The Sefas Emes cites the Midrash on the mitzvah of tzitzis. It links "and you shall see it" to "light is sown for the tzaddik" (Tehillim 97:11), teaches that seeing leads to remembering, and brings the mashal of a drowning man clutching a lifeline, anchored in the posuk "it is not an empty thing for you" (Devarim 32:47).
פי' מדכתיב וזכרתם מוכח שיש בכל איש ישראל נקודה פנימיות לשמים ועל זה נאמר אור זרוע כו'.
The explanation: since it is written "and you shall remember," it is proven that in every Jew there is an inner point (nekudah penimiyus) toward Heaven, and about this it is said "light is sown…"

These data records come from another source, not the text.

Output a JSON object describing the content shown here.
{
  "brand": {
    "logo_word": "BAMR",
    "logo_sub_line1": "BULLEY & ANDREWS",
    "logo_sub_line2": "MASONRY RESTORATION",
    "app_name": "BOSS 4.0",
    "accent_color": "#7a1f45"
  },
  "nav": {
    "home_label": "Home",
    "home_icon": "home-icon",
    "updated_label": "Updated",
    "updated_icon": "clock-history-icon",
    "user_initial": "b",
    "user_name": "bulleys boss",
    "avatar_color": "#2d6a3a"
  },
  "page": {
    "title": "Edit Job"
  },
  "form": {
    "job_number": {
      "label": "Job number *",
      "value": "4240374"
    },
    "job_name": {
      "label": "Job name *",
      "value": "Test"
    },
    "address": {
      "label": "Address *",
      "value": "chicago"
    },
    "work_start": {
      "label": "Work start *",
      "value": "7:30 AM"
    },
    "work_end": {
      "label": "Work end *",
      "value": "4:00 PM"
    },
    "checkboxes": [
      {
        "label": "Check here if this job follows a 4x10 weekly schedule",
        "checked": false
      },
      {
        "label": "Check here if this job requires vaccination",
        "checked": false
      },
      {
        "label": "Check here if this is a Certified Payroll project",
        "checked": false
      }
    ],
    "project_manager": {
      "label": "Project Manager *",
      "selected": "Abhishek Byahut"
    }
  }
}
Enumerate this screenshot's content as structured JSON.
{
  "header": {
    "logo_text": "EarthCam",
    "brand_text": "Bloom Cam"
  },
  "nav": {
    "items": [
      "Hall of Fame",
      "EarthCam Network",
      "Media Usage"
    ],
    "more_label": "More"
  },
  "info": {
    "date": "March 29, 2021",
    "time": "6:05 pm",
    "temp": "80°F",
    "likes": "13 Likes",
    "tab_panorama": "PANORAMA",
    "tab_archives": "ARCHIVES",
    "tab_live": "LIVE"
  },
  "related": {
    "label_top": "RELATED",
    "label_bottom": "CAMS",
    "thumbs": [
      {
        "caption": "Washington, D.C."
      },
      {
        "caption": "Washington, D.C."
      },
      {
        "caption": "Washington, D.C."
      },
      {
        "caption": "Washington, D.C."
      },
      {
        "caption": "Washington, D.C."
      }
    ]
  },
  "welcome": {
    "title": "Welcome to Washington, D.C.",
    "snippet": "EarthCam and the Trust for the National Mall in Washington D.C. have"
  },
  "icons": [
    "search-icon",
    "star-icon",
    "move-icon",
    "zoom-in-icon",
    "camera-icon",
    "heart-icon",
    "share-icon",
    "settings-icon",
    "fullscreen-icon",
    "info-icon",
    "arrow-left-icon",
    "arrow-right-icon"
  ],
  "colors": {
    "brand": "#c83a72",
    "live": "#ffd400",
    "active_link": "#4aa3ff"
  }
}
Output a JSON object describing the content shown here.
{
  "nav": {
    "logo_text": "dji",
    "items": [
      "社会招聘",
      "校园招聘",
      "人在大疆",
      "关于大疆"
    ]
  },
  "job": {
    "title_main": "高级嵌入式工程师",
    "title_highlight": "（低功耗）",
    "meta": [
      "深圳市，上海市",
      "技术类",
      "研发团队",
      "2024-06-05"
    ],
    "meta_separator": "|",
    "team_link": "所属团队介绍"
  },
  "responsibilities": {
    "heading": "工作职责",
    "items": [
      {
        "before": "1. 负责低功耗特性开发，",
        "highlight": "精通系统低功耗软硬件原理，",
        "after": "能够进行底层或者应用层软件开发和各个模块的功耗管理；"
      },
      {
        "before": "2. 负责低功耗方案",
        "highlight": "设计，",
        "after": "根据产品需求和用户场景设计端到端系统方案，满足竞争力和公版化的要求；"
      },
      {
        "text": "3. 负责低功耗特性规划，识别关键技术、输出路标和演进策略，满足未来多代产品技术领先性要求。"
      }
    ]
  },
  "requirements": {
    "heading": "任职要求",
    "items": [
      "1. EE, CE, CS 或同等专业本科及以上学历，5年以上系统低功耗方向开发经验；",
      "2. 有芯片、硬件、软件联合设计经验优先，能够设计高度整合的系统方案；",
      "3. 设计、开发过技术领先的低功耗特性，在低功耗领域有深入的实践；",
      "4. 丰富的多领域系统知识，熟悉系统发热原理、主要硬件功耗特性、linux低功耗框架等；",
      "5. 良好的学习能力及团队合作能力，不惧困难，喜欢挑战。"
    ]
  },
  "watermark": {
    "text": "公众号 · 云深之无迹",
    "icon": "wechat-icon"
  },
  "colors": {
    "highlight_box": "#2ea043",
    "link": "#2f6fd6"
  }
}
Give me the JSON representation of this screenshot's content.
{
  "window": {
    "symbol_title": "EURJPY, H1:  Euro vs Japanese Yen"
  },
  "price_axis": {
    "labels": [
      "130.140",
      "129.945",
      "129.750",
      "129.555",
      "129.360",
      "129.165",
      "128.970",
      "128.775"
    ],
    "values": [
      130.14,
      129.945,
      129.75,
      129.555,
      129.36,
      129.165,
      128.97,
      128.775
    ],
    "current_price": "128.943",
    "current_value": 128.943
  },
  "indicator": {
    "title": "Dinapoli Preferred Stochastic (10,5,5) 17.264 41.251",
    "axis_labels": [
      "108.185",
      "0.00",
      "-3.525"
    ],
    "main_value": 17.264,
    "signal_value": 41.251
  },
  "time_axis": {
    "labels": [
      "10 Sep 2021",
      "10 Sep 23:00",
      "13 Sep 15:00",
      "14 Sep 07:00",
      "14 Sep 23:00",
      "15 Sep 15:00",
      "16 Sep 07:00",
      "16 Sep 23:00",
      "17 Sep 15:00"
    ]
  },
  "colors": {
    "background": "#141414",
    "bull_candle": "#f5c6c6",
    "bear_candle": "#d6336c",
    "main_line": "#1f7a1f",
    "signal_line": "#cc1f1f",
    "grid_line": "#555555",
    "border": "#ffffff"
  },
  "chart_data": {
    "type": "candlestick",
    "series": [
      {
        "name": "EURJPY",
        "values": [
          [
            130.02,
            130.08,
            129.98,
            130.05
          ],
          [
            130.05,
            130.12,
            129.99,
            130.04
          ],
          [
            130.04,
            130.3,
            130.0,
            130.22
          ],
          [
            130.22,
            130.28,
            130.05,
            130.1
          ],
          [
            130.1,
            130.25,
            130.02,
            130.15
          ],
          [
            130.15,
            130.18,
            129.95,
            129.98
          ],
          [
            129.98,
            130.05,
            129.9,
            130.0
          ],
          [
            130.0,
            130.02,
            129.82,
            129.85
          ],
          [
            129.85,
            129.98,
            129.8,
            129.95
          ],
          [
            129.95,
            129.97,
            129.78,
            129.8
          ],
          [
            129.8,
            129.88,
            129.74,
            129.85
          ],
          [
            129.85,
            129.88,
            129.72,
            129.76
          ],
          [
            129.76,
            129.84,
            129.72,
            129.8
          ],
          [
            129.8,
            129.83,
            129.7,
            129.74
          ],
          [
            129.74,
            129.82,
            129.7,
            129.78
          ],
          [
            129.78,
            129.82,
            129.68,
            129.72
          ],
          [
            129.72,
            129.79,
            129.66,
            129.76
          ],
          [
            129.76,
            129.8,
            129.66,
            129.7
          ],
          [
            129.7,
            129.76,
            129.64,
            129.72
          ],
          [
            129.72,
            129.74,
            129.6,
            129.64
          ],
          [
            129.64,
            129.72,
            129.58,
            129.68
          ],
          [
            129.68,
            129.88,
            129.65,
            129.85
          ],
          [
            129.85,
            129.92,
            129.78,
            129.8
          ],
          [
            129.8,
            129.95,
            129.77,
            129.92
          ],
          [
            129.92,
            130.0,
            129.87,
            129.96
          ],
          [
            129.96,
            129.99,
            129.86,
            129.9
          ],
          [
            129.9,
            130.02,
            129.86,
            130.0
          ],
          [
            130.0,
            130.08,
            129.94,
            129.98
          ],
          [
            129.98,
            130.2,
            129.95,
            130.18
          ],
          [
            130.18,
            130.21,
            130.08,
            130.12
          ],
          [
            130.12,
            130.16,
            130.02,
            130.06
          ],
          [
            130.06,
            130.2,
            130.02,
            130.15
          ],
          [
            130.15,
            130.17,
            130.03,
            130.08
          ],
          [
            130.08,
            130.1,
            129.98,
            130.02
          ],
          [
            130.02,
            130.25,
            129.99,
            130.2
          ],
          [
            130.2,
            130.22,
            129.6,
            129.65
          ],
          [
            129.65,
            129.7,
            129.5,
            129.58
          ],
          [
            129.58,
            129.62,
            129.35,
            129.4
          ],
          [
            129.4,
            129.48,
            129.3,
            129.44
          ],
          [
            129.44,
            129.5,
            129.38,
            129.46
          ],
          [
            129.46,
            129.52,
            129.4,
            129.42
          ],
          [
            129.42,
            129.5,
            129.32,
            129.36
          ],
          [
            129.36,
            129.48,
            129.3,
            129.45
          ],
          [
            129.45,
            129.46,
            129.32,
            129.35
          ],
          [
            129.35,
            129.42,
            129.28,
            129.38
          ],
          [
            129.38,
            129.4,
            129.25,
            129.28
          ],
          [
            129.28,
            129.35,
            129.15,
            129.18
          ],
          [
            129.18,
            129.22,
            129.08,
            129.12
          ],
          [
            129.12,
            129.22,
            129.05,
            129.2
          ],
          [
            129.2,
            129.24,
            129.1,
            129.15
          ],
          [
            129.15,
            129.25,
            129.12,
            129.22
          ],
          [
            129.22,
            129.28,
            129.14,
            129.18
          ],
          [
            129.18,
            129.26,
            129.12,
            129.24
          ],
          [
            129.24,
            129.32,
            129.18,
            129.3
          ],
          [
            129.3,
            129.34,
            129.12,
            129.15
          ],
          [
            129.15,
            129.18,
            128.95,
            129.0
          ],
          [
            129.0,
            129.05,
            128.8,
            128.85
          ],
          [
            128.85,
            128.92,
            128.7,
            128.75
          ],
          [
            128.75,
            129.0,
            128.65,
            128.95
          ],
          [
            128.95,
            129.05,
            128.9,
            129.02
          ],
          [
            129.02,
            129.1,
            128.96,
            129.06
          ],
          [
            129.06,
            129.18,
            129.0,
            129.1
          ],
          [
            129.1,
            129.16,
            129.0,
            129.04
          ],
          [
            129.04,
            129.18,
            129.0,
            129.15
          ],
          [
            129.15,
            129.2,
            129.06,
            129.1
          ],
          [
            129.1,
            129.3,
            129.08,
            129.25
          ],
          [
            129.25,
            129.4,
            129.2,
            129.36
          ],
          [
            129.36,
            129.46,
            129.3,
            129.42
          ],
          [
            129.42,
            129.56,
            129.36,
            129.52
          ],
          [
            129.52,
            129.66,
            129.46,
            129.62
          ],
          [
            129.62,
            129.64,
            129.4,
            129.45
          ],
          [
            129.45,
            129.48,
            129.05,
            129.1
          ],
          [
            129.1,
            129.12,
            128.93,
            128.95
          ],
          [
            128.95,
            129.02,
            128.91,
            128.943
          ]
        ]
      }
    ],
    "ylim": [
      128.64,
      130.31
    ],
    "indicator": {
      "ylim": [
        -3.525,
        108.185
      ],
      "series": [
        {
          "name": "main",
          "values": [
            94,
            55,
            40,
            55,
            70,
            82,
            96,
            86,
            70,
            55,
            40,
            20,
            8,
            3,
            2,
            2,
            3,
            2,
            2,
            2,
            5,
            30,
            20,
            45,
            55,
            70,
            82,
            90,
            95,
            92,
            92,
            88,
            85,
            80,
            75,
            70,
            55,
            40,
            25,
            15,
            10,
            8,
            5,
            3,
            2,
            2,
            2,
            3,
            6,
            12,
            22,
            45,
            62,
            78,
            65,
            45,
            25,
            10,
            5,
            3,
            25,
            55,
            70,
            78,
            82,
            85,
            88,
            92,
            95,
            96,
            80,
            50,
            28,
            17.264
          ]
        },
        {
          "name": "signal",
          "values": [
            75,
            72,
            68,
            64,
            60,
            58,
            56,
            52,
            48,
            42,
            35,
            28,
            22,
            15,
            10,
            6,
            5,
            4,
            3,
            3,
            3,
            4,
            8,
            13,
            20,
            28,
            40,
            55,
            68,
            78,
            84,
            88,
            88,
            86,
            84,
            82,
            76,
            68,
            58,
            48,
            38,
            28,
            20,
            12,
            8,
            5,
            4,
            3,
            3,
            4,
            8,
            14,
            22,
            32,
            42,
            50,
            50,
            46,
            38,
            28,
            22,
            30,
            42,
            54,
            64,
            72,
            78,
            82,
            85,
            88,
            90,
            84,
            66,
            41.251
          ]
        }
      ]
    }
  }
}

You cannot "remember" what was never there. The very command "and you shall remember" proves that every Jew already holds a hidden inner point connected to Hashem — and that buried point is the "light sown for the tzaddik."
וע"י המצוה יוכל האדם לזכור להתדבק באותו אור הגנוז בו כי זכירה הוא דביקות ולא תתורו כו'
And through the mitzvah a person is able to remember — to cling (l'hisdabek) to that hidden light within him, for remembering is attachment (dveikus); "and do not stray…"
The mitzvah of tzitzis awakens this memory, enabling a person to attach himself to the concealed light inside him. "Remembering," for the Sefas Emes, is not mere recall but dveikus — and that is why the posuk continues "and do not stray after your heart and eyes."
כי צריך האדם לחשוב עצמו תמיד כטובע בים שהסט"א ויצה"ר מסבבין אותו בכמה עצות וכשיודע זאת שהוא בסכנה ואוחז עצמו במצות ה' כדי להנצל נאמר אח"כ למען תזכרו.
For a person must always regard himself as one drowning in the sea, whom the Sitra Achra (the other side) and the yetzer hara surround with many schemes; and when he recognizes that he is in danger and grasps hold of the mitzvos of Hashem in order to be saved, it is then said: "in order that you remember."
This is the drowning-man mashal applied: the yetzer hara and the forces of impurity encircle a person like crashing waves. Once he realizes the danger and seizes the mitzvos as his lifeline, he reaches the level the posuk calls "in order that you remember My mitzvos."
וזכירה זו הוא פנימיות יותר שאין צריך לזכור ע"י מעשה כמ"ש מקודם וראיתם וזכרתם.
And this remembering is more inward (penimiyus), one that does not need to remember by means of an act, as was said earlier: "and you shall see and you shall remember."
The Sefas Emes distinguishes two levels of zechirah. The first, "see and remember," depends on a physical trigger — looking at the tzitzis. The second, "in order that you remember," is deeper and no longer needs any outward act to spark it.
רק תזכרו פי' להיות הזכירה בעצם האדם וזה לא יתכן רק באם הוא נקי מגשמיות והנקיון בא על ידי זכירה הראשונה הבאה ע"י המצות כנ"ל:
Rather, "you shall remember" means that the remembering becomes part of the person's very essence; and this is possible only if he is clean of physicality (gashmiyus), and that cleanness comes through the first remembering, which comes by means of the mitzvos, as above.
The higher zechirah is when remembrance of Hashem is woven into one's very being, needing no external reminder. But this is only reachable once a person has been purified of coarse physicality — and that purification itself comes from the first, mitzvah-driven remembering. The outer mitzvah cleanses, and the cleansing opens the way to the inner, essential dveikus.
Summary: The mitzvah of tzitzis works in two stages. The command "remember" proves every Jew carries a hidden inner point of light. Seeing the tzitzis sparks a first, act-based remembering that purifies one from physicality — and like a drowning man grasping a rope amid the yetzer hara's schemes, that mitzvah-anchored memory lifts him to a deeper, essential zechirah where dveikus to Hashem becomes part of his very being.